The Staff Shelf: Harvard Book Store
What are booksellers reading?
When we walk into a bookstore, the first place we go is the staff recommendation shelves—it’s how you get a quick sense of the personality of the store. The very best bookstores are merely a reflection of the eclectic, deeply felt opinions of the book-lovers who work there. As part of our Interview with a Bookstore, we asked the staff at Harvard Book Store what’s on their shelves.
SLIDESHOW: Harvard Book Store Staff Shelf
- BRAD L. (ASSISTANT STORE MANAGER) RECOMMENDS: It will start as a chuckle, grow into a cackle, and finally you’ll be laughing so hard you’re crying. People on the bus will look at you funny, your girlfriend will ask you if you’re okay, and still you won’t want to stop reading. This book is an absurd father/son story, a 500 page rant against the absurdity of existence, and a one helluva gut buster.
- CAROL H. (GENERAL MANAGER) RECOMMENDS: If there were a One Country, One Book program, and I got to pick the book for us all to read, this would be it. Stevenson’s recounting of his work with the Equal Justice Initiative is heartbreaking, infuriating, and finally, as his subtitle says, redemptive.
- ANNIE B. (BOOKSELLER) RECOMMENDS: Modiano’s brilliance is in telling stories that aren’t in order—stories that are, instead, structured around places and characters. This English translation (and the translator’s insightful commentary) captures the beauty of imagination, nostalgia, and uncertainty that makes Modiano’s writing absolutely spellbinding.
- MELISSA L-O. (SUPERVISOR/BOOKSELLER) RECOMMENDS: Here’s what you’re going to do: You’re gonna learn to time travel and sneak into your high school poetry class. You’re gonna leave this book on your desk with a note that says, “Hey! Poetry can be fun and cool and accessible and like this. Also, wipe the drool off your face.”
- KATIE F. (RECEIVER) RECOMMENDS: Beryl Markham was a woman who made her own freedom. Her memoir is a haunting, beautiful, and powerful account of her childhood and career as the first female bush pilot in Africa.
- KATHERINE F. (SUPERVISOR/BOOKSELLER) RECOMMENDS: It’s about Lois Lane in high school. Army brat, new to Metropolis, standing up to gamer bullies, interning at the Daily Planet, flirting with her mysterious online pal SmallvilleGuy (!), Veronica Marsing like a boss.

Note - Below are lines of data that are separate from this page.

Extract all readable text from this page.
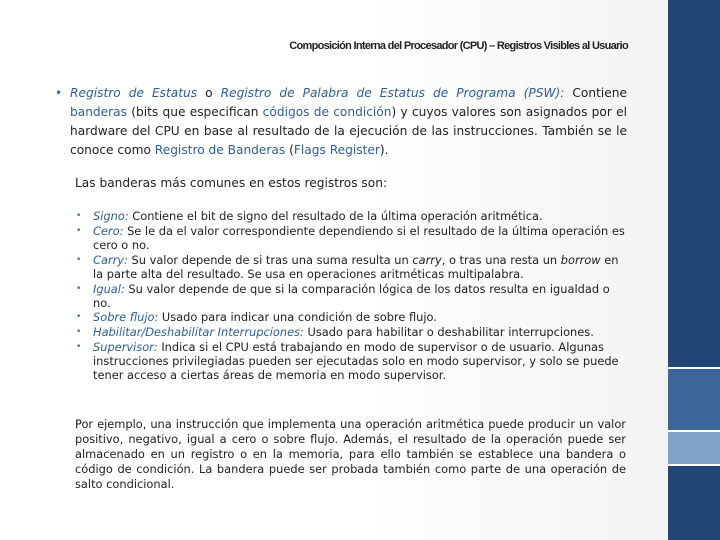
Composición Interna del Procesador (CPU) – Registros Visibles al Usuario
• Registro de Estatus o Registro de Palabra de Estatus de Programa (PSW): Contiene banderas (bits que especifican códigos de condición) y cuyos valores son asignados por el hardware del CPU en base al resultado de la ejecución de las instrucciones. También se le conoce como Registro de Banderas (Flags Register).
Las banderas más comunes en estos registros son:
• Signo: Contiene el bit de signo del resultado de la última operación aritmética.
• Cero: Se le da el valor correspondiente dependiendo si el resultado de la última operación es cero o no.
• Carry: Su valor depende de si tras una suma resulta un carry, o tras una resta un borrow en la parte alta del resultado. Se usa en operaciones aritméticas multipalabra.
• Igual: Su valor depende de que si la comparación lógica de los datos resulta en igualdad o no.
• Sobre flujo: Usado para indicar una condición de sobre flujo.
• Habilitar/Deshabilitar Interrupciones: Usado para habilitar o deshabilitar interrupciones.
• Supervisor: Indica si el CPU está trabajando en modo de supervisor o de usuario. Algunas instrucciones privilegiadas pueden ser ejecutadas solo en modo supervisor, y solo se puede tener acceso a ciertas áreas de memoria en modo supervisor.
Por ejemplo, una instrucción que implementa una operación aritmética puede producir un valor positivo, negativo, igual a cero o sobre flujo. Además, el resultado de la operación puede ser almacenado en un registro o en la memoria, para ello también se establece una bandera o código de condición. La bandera puede ser probada también como parte de una operación de salto condicional.
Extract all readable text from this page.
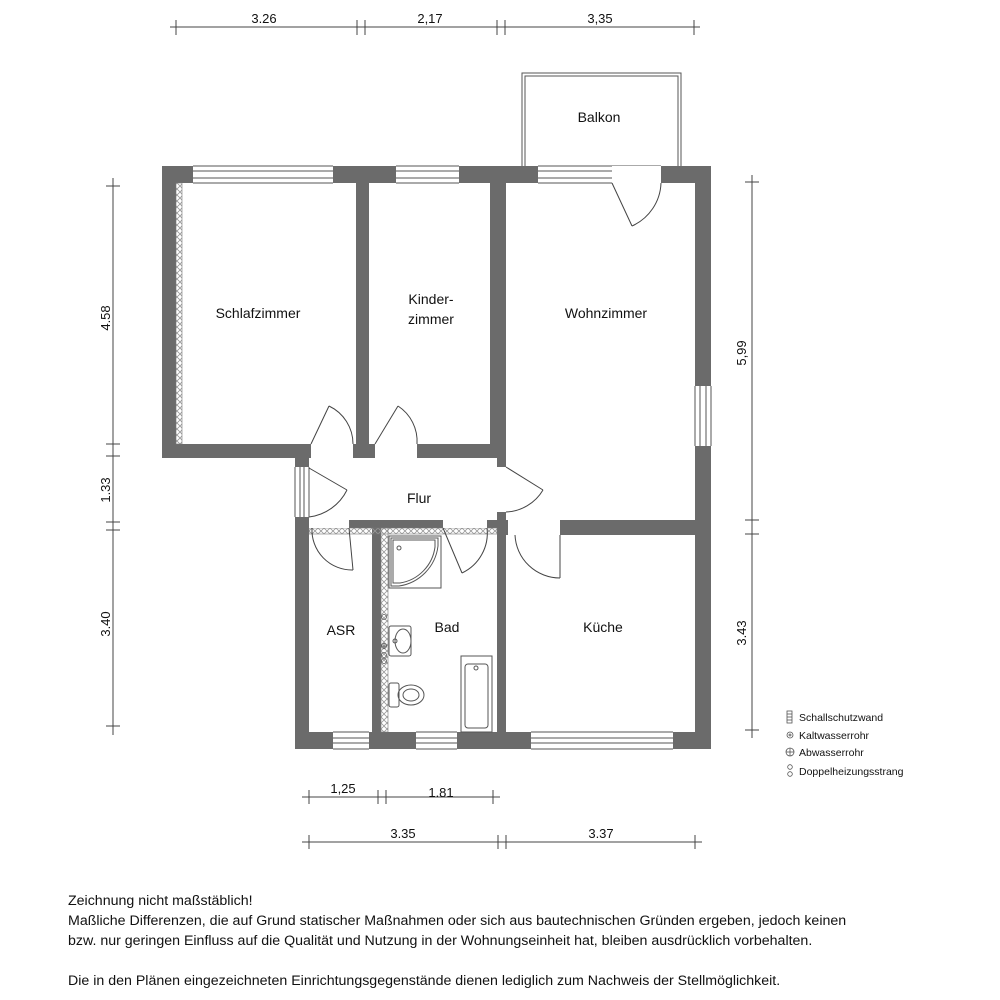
3.26	2,17	3,35
4.58
1.33
3.40
5,99
3.43
1,25	1.81
3.35	3.37
Balkon
Schlafzimmer
Kinder-
zimmer	Wohnzimmer
Flur
ASR	Bad	Küche
Schallschutzwand
Kaltwasserrohr
Abwasserrohr
Doppelheizungsstrang

Zeichnung nicht maßstäblich!

Maßliche Differenzen, die auf Grund statischer Maßnahmen oder sich aus bautechnischen Gründen ergeben, jedoch keinen

bzw. nur geringen Einfluss auf die Qualität und Nutzung in der Wohnungseinheit hat, bleiben ausdrücklich vorbehalten.

Die in den Plänen eingezeichneten Einrichtungsgegenstände dienen lediglich zum Nachweis der Stellmöglichkeit.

- ALAN H. (BOOKSELLER) RECOMMENDS: David Howarth is one of my very favorite nonfiction authors (no small praise when you consider that easily 80% of my reading for pleasure is nonfiction). The words I find myself repeatedly using in describing his writing style and approach to history are ‘insightful’, ‘graceful,’ and above all, ‘humane.’
- SERENA L. (MARKETING COORDIANTOR) RECOMMENDS: The more I reread this book, the more I appreciate its delicate, woven construction and raw, genuine depth. And though I do wish I could have read it when I was in 10th grade, it has a resonance that’s impossible to outgrow. We all need the occasional reminder that being sixteen is really, really hard.
Harvard Book Store is located at 1256 Massachusetts Ave, Cambridge, MA 02138.